Hz. Abdurrahmân gibi birçok Mekkeli Müslüman, Medine'de
kendilerine göre birer iş bulmuşlar ve kendi ellerinin emeğiyle saadet içinde
geçiniyorlardı.
Ebû Hüreyre 'nin İfadesi
Mekkeli Müslümanların, Medineli Müslümanlara yük olmayıp,
alınlarının teriyle rızıklarını temin ettiklerini, Hz. Ebû Hüreyre'nin
ifadelerinden de anlıyoruz.
Bir gün, kendisine, "nasıl olup da diğer sahabîlerden çok
daha fazla hadîs rivayet ettiği" sorulduğunda, meselemize ışık tutan şu cevabı
vermişti:
"Medineli Müslümanlar çiftiyle çubuğuyla, Muhacirler de
çarşı pazarda alış verişle uğraşırken, ben, Resûlullah'ın yanından
ayrılmıyordum. Onun söylediklerini dinleyip ezberliyordum. Onun duasını
almıştım."462
KARDEŞLİĞİN MÜSBET NETİCELERİ
Kurulan bu kardeşlik kısa zamanda müsbet neticesini
verdi.

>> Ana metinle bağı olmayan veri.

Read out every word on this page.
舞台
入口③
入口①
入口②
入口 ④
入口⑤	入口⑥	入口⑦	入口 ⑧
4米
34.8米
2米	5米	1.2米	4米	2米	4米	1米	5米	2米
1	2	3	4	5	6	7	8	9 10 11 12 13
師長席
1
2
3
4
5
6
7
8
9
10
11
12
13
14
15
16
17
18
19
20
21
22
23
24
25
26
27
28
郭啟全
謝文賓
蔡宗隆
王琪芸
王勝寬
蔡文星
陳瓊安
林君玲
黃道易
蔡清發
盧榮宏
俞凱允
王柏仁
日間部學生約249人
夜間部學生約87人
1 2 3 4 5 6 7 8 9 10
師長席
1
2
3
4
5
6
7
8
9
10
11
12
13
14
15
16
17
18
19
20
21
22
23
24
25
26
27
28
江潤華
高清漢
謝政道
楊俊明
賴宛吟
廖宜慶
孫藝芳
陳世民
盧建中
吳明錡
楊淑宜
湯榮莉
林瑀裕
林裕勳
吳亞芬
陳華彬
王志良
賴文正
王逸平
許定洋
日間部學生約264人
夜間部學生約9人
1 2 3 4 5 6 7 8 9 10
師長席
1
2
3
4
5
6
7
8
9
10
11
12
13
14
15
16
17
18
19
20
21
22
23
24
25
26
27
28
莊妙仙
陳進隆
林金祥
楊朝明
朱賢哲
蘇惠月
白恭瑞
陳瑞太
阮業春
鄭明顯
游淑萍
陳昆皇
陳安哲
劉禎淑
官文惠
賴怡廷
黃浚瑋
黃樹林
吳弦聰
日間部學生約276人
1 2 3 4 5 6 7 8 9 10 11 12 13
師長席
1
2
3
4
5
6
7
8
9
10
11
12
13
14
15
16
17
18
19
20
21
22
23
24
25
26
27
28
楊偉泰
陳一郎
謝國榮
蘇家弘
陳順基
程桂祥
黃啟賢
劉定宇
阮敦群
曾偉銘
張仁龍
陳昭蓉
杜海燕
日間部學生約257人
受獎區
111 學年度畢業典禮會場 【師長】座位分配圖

Cemiyetin muhtelif tabakaları bu kardeşlik sayesinde birbirleriyle
kaynaştı. Bu kardeşlik, kabîlecilik gurur ve adavetini de ortadan kaldırdı. Bu
suretle, niyetleri kutsî, gayeleri ulvî, içleri dışları nur faziletli bir
cemiyet meydana geldi.
Bu kardeşliğin diğer bir müsbet neticesi ise şu idi:
Peygamber Efendimiz, herhangi bir sefere çıkacağı zaman,
kardeşlerden birini beraberinde götürüyor, diğerini ise her iki ailenin
maişetini temin etmek, idaresini yürütmek için Medine'de bırakıyordu. Böylece,
evleri sahipsiz ve hâmîsiz kalmıyordu!
Ensâr'ın Muhacir kardeşlerine gösterdikleri bu eşsiz
samimiyet, misafirperverlik, kadirşinaslık, cömertlik, fedakârlık ve feragati,
Cenâbı Hakk, indirdiği şu âyeti kerîmesiyle ilân edip bu davranışların
methetti:
"Muhacirlerden önce, Medine'yi yurt ve îman evi
edinenler, kendilerine hicret edip gelenlere muhabbet beslerler. Onlara
verilen şeylerden dolayı nefislerinde bir kaygı duymazlar; kendilerinde
ihtiyaç bile olsa (onları) nefisleri üzerine tercih ederler. Kim de nefsinin
hırsından korunursa, işte bunlar (azabtan) kurtulanlardır."463
Evet, kurulan bu manevî kardeşlik, hiçbir milletin
tarihinde rastlanmayacak eşsiz bir şeref tablosudur. Bu kardeşlik neticesinde
meydana gelen dayanışma, yardımlaşma, hayırseverlik, İslâm'ın inkişafa
başlaması dönemine rastlamış olması bakımından da oldukça mühim bir tesir icra
etmiştir. "Hiç tereddüt etmeden denilebilir ki, çeyrek asır zarfında İslâm
nurunun âlemin her tarafına yayılması, İran'ın tamamen fethi, Doğu Roma
İmparatorluğunun tehdit edilmesi, hep bu dinî kardeşliğin resâneti [kuvveti]
eseridir."464
Muhacirlerin Kendi Aralarında Kardeş Yapılması
Resûli Ekrem, ayrıca, Muhacir Müslümanlar arasında da
kardeşlik kurdu.
Bir gün, Hz. Ebû Bekir ile Hz. Ömer, el ele tutuşmuş
geliyorlardı. Bu samimî manzarayı seyreden Peygamber Efendimiz, yanındaki
sahabîlere, "Nebiler ve resullerden başka, bütün önceki ve sonrakilerden
Cennetlik olanların kemâl çağına erenlerinden iki büyüğüne bakmak isteyen, şu
gelenlere baksın!" buyurdu, sonra da onları birbirine kardeş yaptı.465
Resûli Ekrem, Mekkeli Müslümanları teker teker
birbirlerine kardeş yapıyordu. O sırada Hz. Ali çıkageldi. Gözyaşları
arasında, "Yâ Resûlallah!.." dedi, "Sen sahabîleri birbirine kardeş yaptın;
benimle hiç kimse arasında kardeşlik kurmadın!"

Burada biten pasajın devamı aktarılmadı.